Abstract

Hagerman Fossil Beds National Monument (HAFO), Idaho, is internationally significant for the vertebrate fossils from its hundreds of fossil localities spanning more than a million years of the Pliocene. This study establishes the background for comparisons among localities in the Glenns Ferry Formation within HAFO by describing the nature of the fossiliferous deposits, using published data to revise age estimates for HAFO localities, and relating the relative differences in elevation of the fossil-bearing localities to particular time horizons. Fossils from the anthills and blowout localities are considered to be essentially in situ stratigraphically. Species of modern harvester ants do gather fossils from more than the immediate area, but the maximum vertical movement is probably within the resolution of elevation possible at most HAFO localities. The microstratigraphy of blowout localities is described here for the first time, with vertebrate fossils derived exclusively from layers of about 12-cm thickness. Fossils recovered as surface float should be excluded from stratigraphic comparisons.

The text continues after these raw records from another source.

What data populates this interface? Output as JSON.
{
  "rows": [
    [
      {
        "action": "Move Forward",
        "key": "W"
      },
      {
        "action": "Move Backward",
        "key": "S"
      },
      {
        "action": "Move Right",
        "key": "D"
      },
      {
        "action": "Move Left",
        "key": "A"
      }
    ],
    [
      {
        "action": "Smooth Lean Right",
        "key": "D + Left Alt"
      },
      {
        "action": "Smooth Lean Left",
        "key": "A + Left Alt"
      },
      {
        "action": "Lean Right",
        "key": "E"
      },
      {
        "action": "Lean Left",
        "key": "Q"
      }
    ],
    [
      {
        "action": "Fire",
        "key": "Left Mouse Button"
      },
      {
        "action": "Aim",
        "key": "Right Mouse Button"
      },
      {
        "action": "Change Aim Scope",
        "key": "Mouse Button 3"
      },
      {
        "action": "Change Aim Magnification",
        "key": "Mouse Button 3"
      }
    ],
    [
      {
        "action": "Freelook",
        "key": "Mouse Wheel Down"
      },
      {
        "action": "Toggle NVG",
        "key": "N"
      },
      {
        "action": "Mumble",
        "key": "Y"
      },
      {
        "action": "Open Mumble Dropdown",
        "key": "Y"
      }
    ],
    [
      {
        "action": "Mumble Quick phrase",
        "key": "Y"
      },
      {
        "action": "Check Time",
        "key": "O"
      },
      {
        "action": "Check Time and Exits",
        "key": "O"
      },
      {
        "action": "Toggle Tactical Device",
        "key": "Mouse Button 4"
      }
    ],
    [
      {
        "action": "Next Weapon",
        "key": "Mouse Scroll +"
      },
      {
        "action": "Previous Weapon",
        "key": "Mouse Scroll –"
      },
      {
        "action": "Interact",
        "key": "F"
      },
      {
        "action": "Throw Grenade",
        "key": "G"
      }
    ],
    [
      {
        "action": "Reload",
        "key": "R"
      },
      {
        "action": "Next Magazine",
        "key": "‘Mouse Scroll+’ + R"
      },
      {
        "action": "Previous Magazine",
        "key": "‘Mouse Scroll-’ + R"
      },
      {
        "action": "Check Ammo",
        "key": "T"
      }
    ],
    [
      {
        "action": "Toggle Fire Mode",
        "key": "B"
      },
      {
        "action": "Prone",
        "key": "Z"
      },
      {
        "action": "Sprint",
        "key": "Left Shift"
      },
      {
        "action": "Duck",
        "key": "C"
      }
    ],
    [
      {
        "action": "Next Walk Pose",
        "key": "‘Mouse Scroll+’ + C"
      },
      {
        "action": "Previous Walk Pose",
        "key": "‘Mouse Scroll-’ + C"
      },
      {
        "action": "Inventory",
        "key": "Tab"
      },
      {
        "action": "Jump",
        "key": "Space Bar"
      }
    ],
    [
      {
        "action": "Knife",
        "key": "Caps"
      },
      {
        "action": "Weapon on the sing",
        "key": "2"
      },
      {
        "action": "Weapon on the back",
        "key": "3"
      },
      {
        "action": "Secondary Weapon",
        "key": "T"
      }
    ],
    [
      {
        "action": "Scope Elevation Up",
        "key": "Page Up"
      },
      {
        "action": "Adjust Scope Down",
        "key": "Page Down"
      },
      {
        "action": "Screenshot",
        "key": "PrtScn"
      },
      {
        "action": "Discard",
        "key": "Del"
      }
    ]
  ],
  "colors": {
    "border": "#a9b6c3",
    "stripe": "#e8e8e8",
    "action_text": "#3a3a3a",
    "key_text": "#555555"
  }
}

Based on a combination of paleomagnetic and radioisotopic studies, the maximum age for the top of the Glenns Ferry Formation exposed at HAFO is estimated at 3.11 Ma, and the minimum age for the lowermost exposure is estimated at 4.18 Ma. It is improbable that strata of the Glenns Ferry Formation exist at HAFO that are younger than 3.04 or older than 4.29 Ma. Finally, using marker beds and published stratigraphic sections, the differences in elevation needed to compare localities in the Glenns Ferry Formation at HAFO against a generalized composite section are established. Fossil-bearing sites within this framework can be placed in proper stratigraphic context, and faunal change thereby can be evaluated more precisely.